Honestly, it's hard to be concerned about global politics, the meaning of life or even simply reading when you have your firstborn on the way. Logically I have accepted the fact that I am going to have a child. But in reality, I just can't get my arms around the concept. I understand that my father had a son which turned out to be my brother. And then he had another son which turned out to be me. I understand the concept of sonship. Daughtership I comprehend, but have no real firsthand experience with the concept. I even look at Emily's belly and know that there is a real human being in the process of being formed even as I sleep next to her and dream about robbing houses in France and running through factories in my underwear.
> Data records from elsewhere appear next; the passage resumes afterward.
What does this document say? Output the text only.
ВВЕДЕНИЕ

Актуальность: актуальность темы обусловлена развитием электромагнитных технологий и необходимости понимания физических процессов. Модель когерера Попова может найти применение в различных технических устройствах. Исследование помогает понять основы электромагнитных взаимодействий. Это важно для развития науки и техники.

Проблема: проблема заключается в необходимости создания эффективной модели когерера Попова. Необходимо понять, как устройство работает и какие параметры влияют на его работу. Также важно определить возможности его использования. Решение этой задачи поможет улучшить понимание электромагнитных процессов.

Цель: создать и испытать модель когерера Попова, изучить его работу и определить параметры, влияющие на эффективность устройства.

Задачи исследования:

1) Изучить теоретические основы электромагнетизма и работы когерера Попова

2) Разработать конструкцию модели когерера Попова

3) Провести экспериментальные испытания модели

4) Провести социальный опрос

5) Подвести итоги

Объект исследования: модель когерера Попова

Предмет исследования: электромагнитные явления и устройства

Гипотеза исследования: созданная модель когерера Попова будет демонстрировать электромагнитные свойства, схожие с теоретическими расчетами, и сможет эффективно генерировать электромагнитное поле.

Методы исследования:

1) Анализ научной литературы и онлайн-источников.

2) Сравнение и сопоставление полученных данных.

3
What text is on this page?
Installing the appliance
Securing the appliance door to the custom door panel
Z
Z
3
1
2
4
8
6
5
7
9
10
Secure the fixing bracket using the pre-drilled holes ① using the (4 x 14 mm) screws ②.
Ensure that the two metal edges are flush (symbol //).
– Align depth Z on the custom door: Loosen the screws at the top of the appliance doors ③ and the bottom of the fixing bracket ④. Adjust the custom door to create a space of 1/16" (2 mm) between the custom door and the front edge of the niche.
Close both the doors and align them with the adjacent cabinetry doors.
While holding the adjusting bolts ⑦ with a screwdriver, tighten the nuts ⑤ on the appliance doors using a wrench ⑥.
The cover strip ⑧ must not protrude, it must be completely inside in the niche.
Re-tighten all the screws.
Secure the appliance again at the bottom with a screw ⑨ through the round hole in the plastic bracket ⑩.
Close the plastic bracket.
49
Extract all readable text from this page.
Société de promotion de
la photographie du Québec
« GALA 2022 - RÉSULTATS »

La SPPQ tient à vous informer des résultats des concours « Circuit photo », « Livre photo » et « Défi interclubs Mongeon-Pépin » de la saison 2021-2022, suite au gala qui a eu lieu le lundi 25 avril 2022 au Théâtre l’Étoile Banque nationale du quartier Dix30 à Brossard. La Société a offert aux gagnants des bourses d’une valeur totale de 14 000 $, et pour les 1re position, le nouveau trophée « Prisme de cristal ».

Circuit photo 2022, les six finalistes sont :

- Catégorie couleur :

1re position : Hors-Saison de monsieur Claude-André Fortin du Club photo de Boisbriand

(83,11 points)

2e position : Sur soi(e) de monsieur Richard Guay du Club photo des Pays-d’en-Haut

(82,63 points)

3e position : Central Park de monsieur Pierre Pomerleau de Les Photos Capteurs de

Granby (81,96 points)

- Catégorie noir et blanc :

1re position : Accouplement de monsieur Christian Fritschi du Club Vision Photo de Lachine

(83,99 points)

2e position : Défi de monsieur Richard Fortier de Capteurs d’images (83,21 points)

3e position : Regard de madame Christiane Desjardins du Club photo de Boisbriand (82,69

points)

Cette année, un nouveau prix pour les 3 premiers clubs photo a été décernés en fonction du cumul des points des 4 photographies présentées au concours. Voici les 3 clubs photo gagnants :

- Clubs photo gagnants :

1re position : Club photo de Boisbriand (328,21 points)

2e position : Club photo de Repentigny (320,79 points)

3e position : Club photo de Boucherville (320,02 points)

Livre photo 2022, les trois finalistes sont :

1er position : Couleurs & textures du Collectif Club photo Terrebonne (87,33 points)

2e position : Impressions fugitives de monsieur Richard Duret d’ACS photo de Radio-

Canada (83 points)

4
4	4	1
I see all of this happening in front of me and around me. I even find my own belly growing before my eyes. However I really cannot fathom the actuality of having a son or daughter to care for and raise. What a mystery this all is. I even got really drunk the other night and felt horrible. I realize that those days are over for me. I no longer have just my body to flail around and do with as I please. My body is not my own.

I can't keep up with y'all. Lacan, Zizec, Baudilaire, whoever the flip. None of it is important to me. My heart isn't in it. I suppose I'll never get past Kierkegaard and I think that's o.k. Eventually I'll finish Works of Love, even if it takes me 'til I'm 50. In the meantime, I'll content myself with drinking a beer on my porch, flipping through the most recent issue of National Geographic or Harper's and wondering if I'll be living at this house long enough to see my child playing in the front yard and hiding in the bushes. That's not so bad really.